Report goal

  1. Demonstrate that I’ve downloaded the data and have successfully loaded it in.

  2. Create a basic report of summary statistics about the data sets.

  3. Report any interesting findings.

  4. Plans for creating a prediction algorithm and Shiny app.

Getting the data

The data was obtained from the link below:

https://d396qusza40orc.cloudfront.net/dsscapstone/dataset/Coursera-SwiftKey.zip

The dataset was collected from publicly available sources by a web crawler. The zip folder contains four datasets: de_DE, en_US, fi_FI, ru_RU. The files from english language will be used for this exploration.

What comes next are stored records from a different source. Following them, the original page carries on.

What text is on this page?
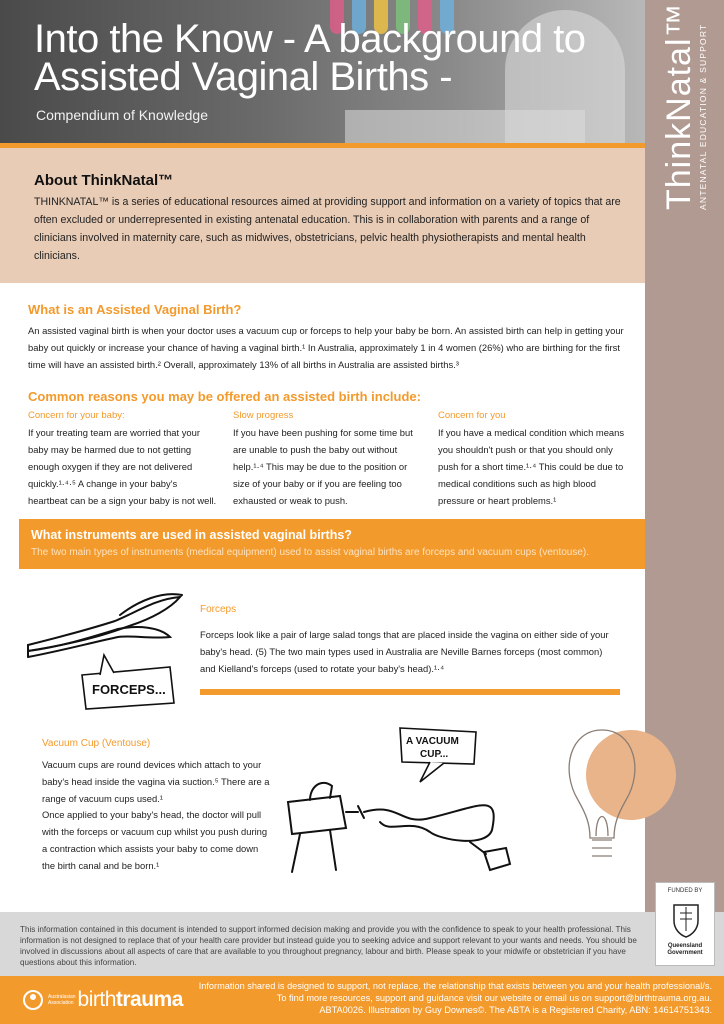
Into the Know - A background to Assisted Vaginal Births -
Compendium of Knowledge	ThinkNatal™ ANTENATAL EDUCATION & SUPPORT
About ThinkNatal™

THINKNATAL™ is a series of educational resources aimed at providing support and information on a variety of topics that are often excluded or underrepresented in existing antenatal education. This is in collaboration with parents and a range of clinicians involved in maternity care, such as midwives, obstetricians, pelvic health physiotherapists and mental health clinicians.

What is an Assisted Vaginal Birth?
An assisted vaginal birth is when your doctor uses a vacuum cup or forceps to help your baby be born. An assisted birth can help in getting your baby out quickly or increase your chance of having a vaginal birth.¹ In Australia, approximately 1 in 4 women (26%) who are birthing for the first time will have an assisted birth.² Overall, approximately 13% of all births in Australia are assisted births.³
Common reasons you may be offered an assisted birth include:
Concern for your baby:
If your treating team are worried that your baby may be harmed due to not getting enough oxygen if they are not delivered quickly.¹·⁴·⁵ A change in your baby's heartbeat can be a sign your baby is not well.
Slow progress
If you have been pushing for some time but are unable to push the baby out without help.¹·⁴ This may be due to the position or size of your baby or if you are feeling too exhausted or weak to push.
Concern for you
If you have a medical condition which means you shouldn't push or that you should only push for a short time.¹·⁴ This could be due to medical conditions such as high blood pressure or heart problems.¹
What instruments are used in assisted vaginal births?
The two main types of instruments (medical equipment) used to assist vaginal births are forceps and vacuum cups (ventouse).
FORCEPS...
Forceps
Forceps look like a pair of large salad tongs that are placed inside the vagina on either side of your baby's head. (5) The two main types used in Australia are Neville Barnes forceps (most common) and Kielland's forceps (used to rotate your baby's head).¹·⁴
Vacuum Cup (Ventouse)
Vacuum cups are round devices which attach to your baby's head inside the vagina via suction.⁵ There are a range of vacuum cups used.¹
Once applied to your baby's head, the doctor will pull with the forceps or vacuum cup whilst you push during a contraction which assists your baby to come down the birth canal and be born.¹
A VACUUM
CUP...

This information contained in this document is intended to support informed decision making and provide you with the confidence to speak to your health professional. This information is not designed to replace that of your health care provider but instead guide you to seeking advice and support relevant to your wants and needs. You should be involved in discussions about all aspects of care that are available to you throughout pregnancy, labour and birth. Please speak to your midwife or obstetrician if you have questions about this information.

FUNDED BY
Queensland
Government
Australasian
Association birth trauma
Information shared is designed to support, not replace, the relationship that exists between you and your health professional/s.
To find more resources, support and guidance visit our website or email us on support@birthtrauma.org.au.
ABTA0026. Illustration by Guy Downes©. The ABTA is a Registered Charity, ABN: 14614751343.
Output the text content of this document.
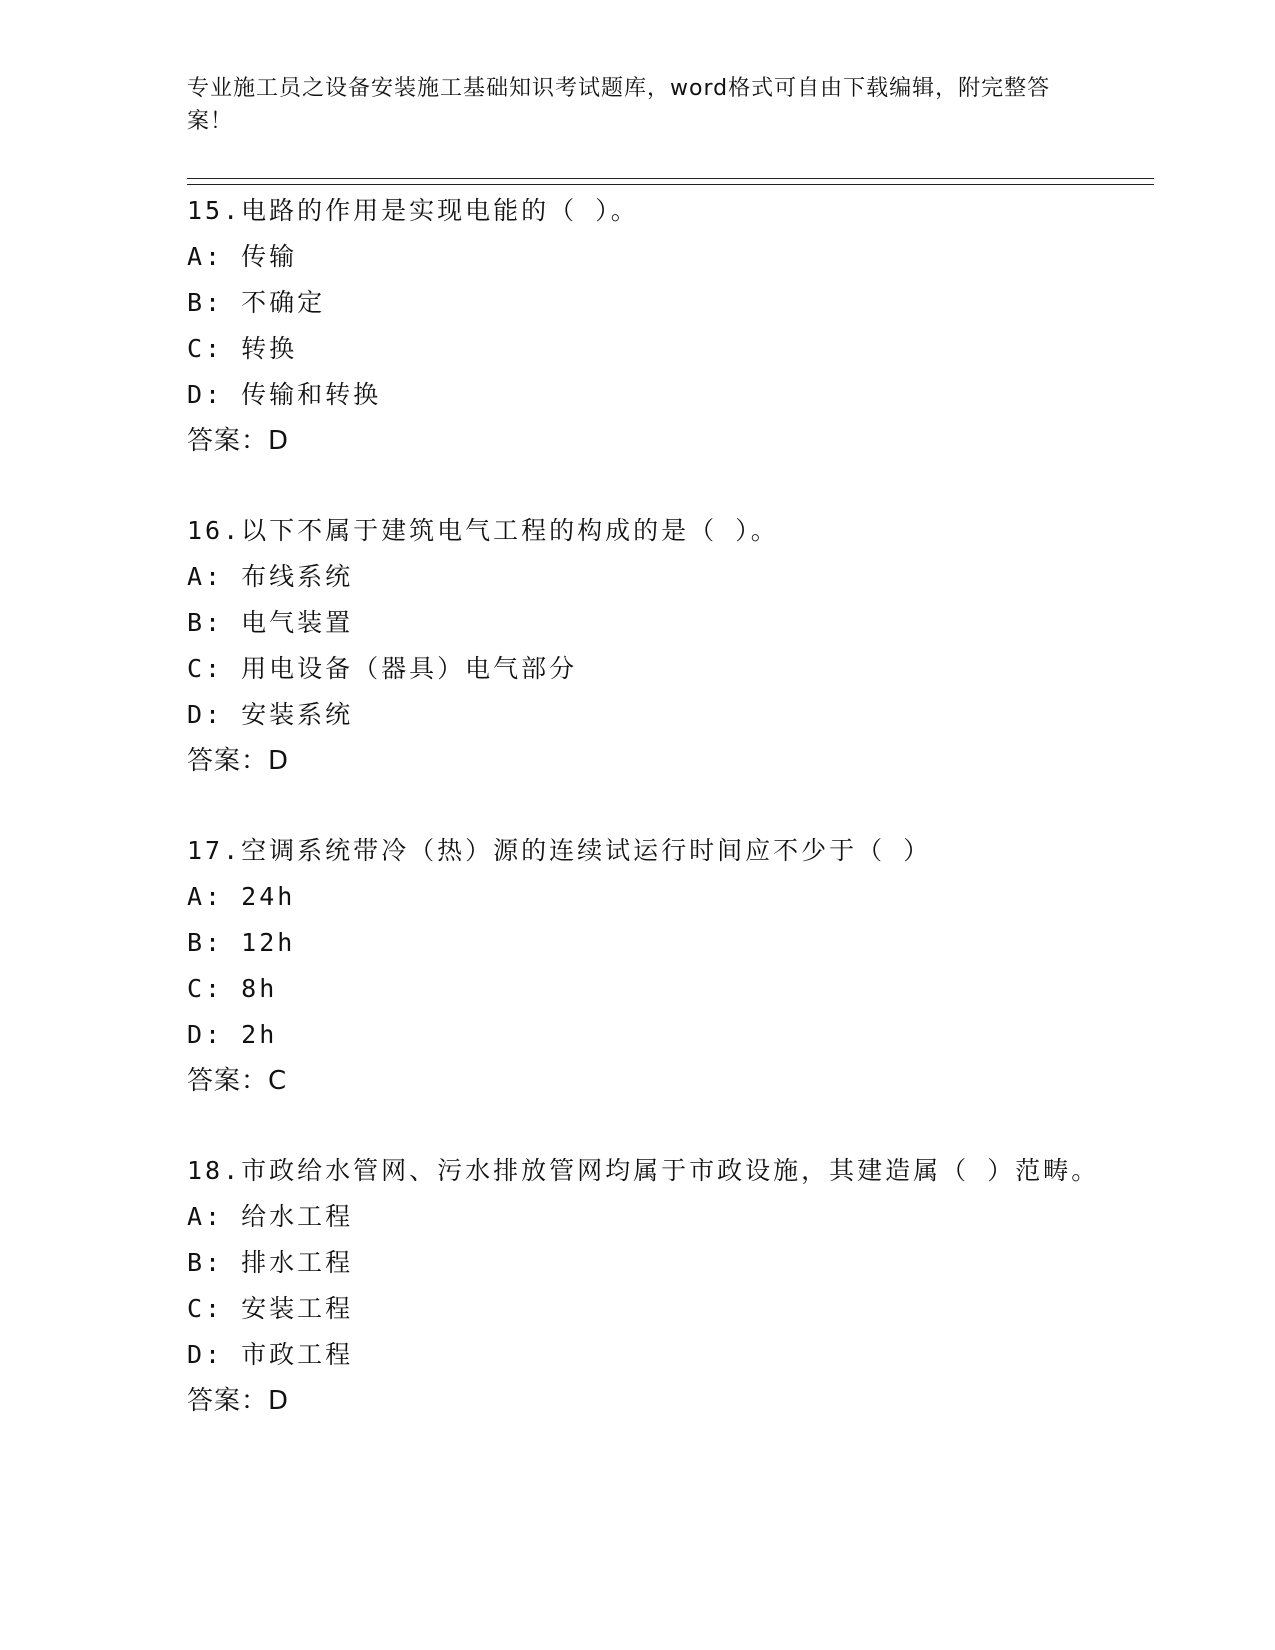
专业施工员之设备安装施工基础知识考试题库，word格式可自由下载编辑，附完整答案！

15.电路的作用是实现电能的（ ）。

A: 传输
B: 不确定
C: 转换
D: 传输和转换
答案：D

16.以下不属于建筑电气工程的构成的是（ ）。

A: 布线系统
B: 电气装置
C: 用电设备（器具）电气部分
D: 安装系统
答案：D

17.空调系统带冷（热）源的连续试运行时间应不少于（ ）

A: 24h
B: 12h
C: 8h
D: 2h
答案：C

18.市政给水管网、污水排放管网均属于市政设施，其建造属（ ）范畴。

A: 给水工程
B: 排水工程
C: 安装工程
D: 市政工程
答案：D
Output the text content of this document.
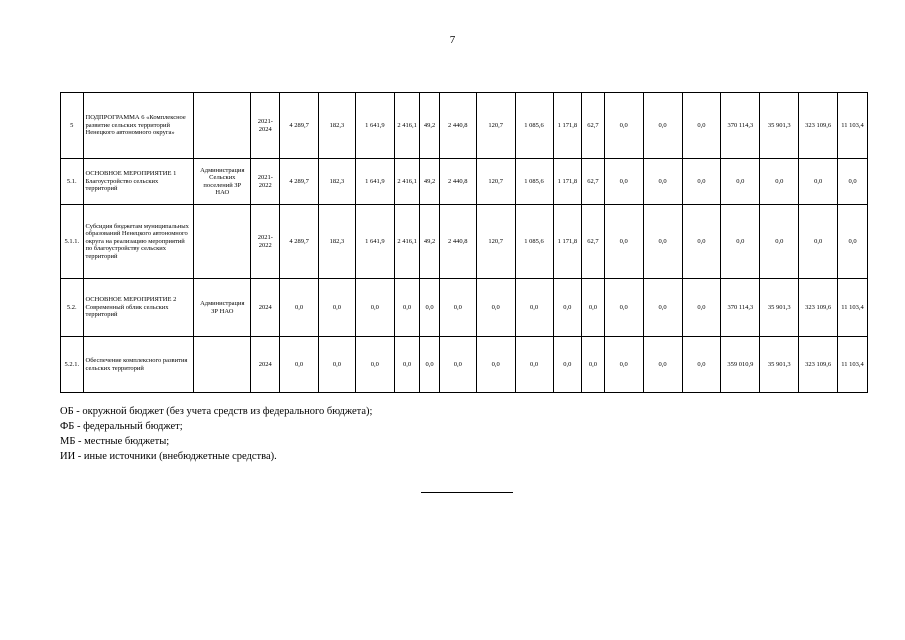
7
5	ПОДПРОГРАММА 6 «Комплексное развитие сельских территорий Ненецкого автономного округа»		2021-2024	4 289,7	182,3	1 641,9	2 416,1	49,2	2 440,8	120,7	1 085,6	1 171,8	62,7	0,0	0,0	0,0	370 114,3	35 901,3	323 109,6	11 103,4
5.1.	ОСНОВНОЕ МЕРОПРИЯТИЕ 1 Благоустройство сельских территорий	Администрация Сельских поселений ЗР НАО	2021-2022	4 289,7	182,3	1 641,9	2 416,1	49,2	2 440,8	120,7	1 085,6	1 171,8	62,7	0,0	0,0	0,0	0,0	0,0	0,0	0,0
5.1.1.	Субсидия бюджетам муниципальных образований Ненецкого автономного округа на реализацию мероприятий по благоустройству сельских территорий		2021-2022	4 289,7	182,3	1 641,9	2 416,1	49,2	2 440,8	120,7	1 085,6	1 171,8	62,7	0,0	0,0	0,0	0,0	0,0	0,0	0,0
5.2.	ОСНОВНОЕ МЕРОПРИЯТИЕ 2 Современный облик сельских территорий	Администрация ЗР НАО	2024	0,0	0,0	0,0	0,0	0,0	0,0	0,0	0,0	0,0	0,0	0,0	0,0	0,0	370 114,3	35 901,3	323 109,6	11 103,4
5.2.1.	Обеспечение комплексного развития сельских территорий		2024	0,0	0,0	0,0	0,0	0,0	0,0	0,0	0,0	0,0	0,0	0,0	0,0	0,0	359 010,9	35 901,3	323 109,6	11 103,4
ОБ - окружной бюджет (без учета средств из федерального бюджета);
ФБ - федеральный бюджет;
МБ - местные бюджеты;
ИИ - иные источники (внебюджетные средства).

rm(list = ls(all.names = TRUE))

library(readr)
library(MODIS)
## Warning: package 'MODIS' was built under R version 3.6.3
## Loading required package: mapdata
## Warning: package 'mapdata' was built under R version 3.6.3
## Loading required package: maps
## Warning: package 'maps' was built under R version 3.6.3
## Loading required package: raster
## Warning: package 'raster' was built under R version 3.6.3
## Loading required package: sp
## Warning: package 'sp' was built under R version 3.6.3
FOLDER = "/Users/danie/Documents/cursofinal/Coursera-SwiftKey/final"
setwd(FOLDER)

conTwitter <- file(paste0(FOLDER,"/", "en_US/en_US.twitter.txt"), "r") 
conNews <- file(paste0(FOLDER,"/", "en_US/en_US.news.txt"), "r") 
conBlogs <- file(paste0(FOLDER,"/", "en_US/en_US.blogs.txt"), "r")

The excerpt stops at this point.